Article Text
Abstract
Purpose We examined the longitudinal association of baseline alcohol intake and frequency with the 6-year incidence and progression of diabetic retinopathy (DR) in a population-based cohort of Singaporean Indians.
Methods We included 656 participants with diabetes mellitus, gradable retinal photographs from baseline (2007–2009) and follow-up (2013–2015) examinations, information on alcohol intake and other relevant data from the Singapore Indian Eye Study were included.
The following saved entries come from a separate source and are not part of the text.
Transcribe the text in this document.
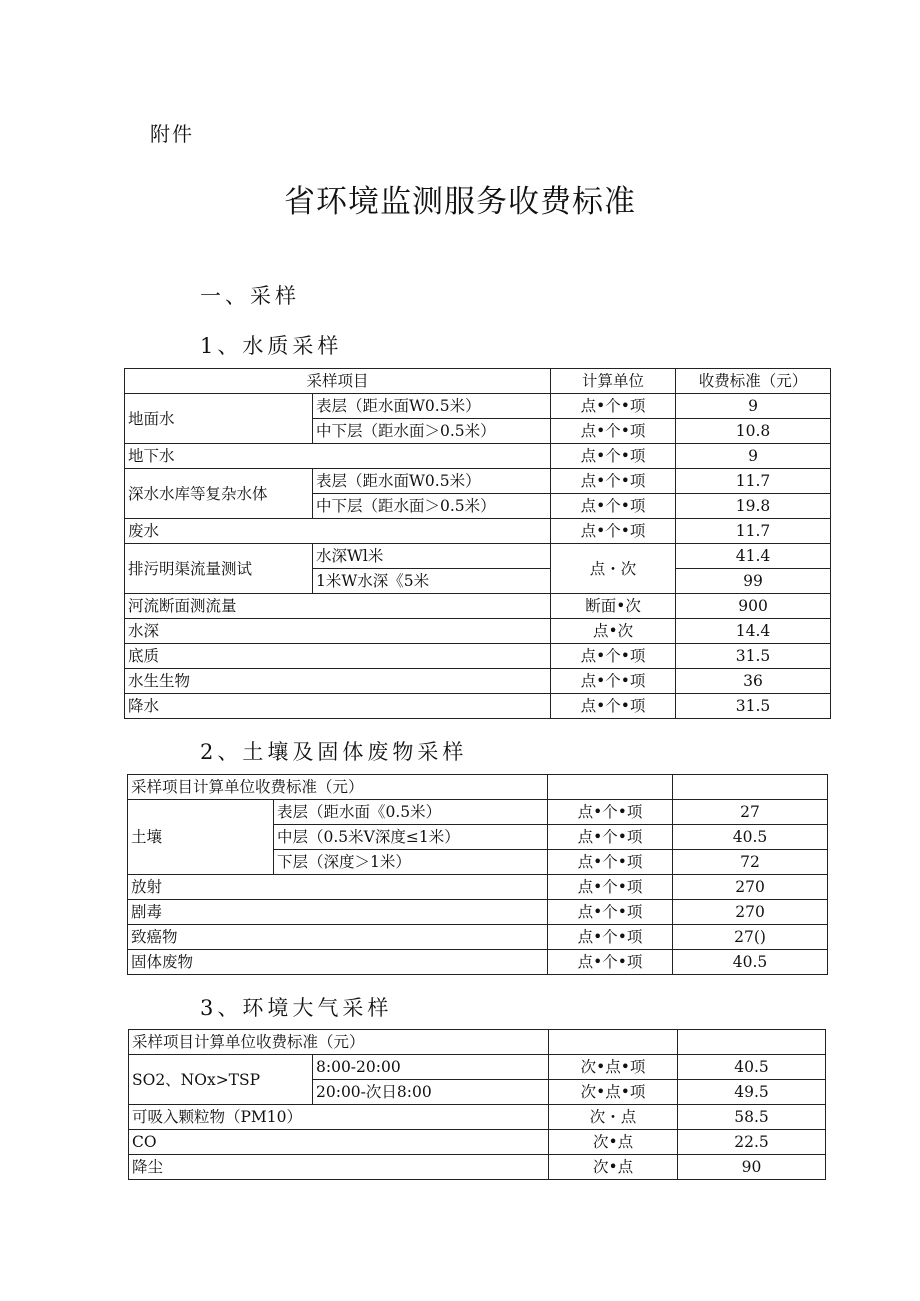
附件
省环境监测服务收费标准
一、采样
1、水质采样
采样项目		计算单位	收费标准（元）
地面水	表层（距水面W0.5米）	点•个•项	9
	中下层（距水面＞0.5米）	点•个•项	10.8
地下水		点•个•项	9
深水水库等复杂水体	表层（距水面W0.5米）	点•个•项	11.7
	中下层（距水面＞0.5米）	点•个•项	19.8
废水		点•个•项	11.7
排污明渠流量测试	水深Wl米	点・次	41.4
	1米W水深《5米		99
河流断面测流量		断面•次	900
水深		点•次	14.4
底质		点•个•项	31.5
水生生物		点•个•项	36
降水		点•个•项	31.5
2、土壤及固体废物采样
采样项目计算单位收费标准（元）			
土壤	表层（距水面《0.5米）	点•个•项	27
	中层（0.5米V深度≤1米）	点•个•项	40.5
	下层（深度＞1米）	点•个•项	72
放射		点•个•项	270
剧毒		点•个•项	270
致癌物		点•个•项	27()
固体废物		点•个•项	40.5
3、环境大气采样
采样项目计算单位收费标准（元）			
SO2、NOx>TSP	8:00-20:00	次•点•项	40.5
	20:00-次日8:00	次•点•项	49.5
可吸入颗粒物（PM10）		次・点	58.5
CO		次•点	22.5
降尘		次•点	90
Incident DR was defined using the Modified Airlie House Classification as no DR at baseline and at least minimal non-proliferative DR at follow-up; and DR progression as at least a one-step worsening in DR at follow-up from minimal or worse status at baseline, excluding those with proliferative DR.
Results The mean age (SD) of our participants (n=656) was 58.8 (9.2) years, and 54.4% were male. At follow-up, 82 of 510 (16%) participants developed DR, and 45 of 146 (30.8%) had DR progression. 65 (12.7%) and 28 (19.1%) participants consumed alcohol in incident DR and progression categories, respectively. In multivariable analyses, those who consumed alcohol had nearly two-thirds reduced odds of incident DR (OR (95% CI): 0.36 (0.13 to 0.98)) compared with those who did not. Participants with infrequent consumption of alcohol also had a reduction in odds of incident DR (0.17 (0.04 to 0.69)), compared with non-drinkers. No association was found between alcohol consumption and DR progression.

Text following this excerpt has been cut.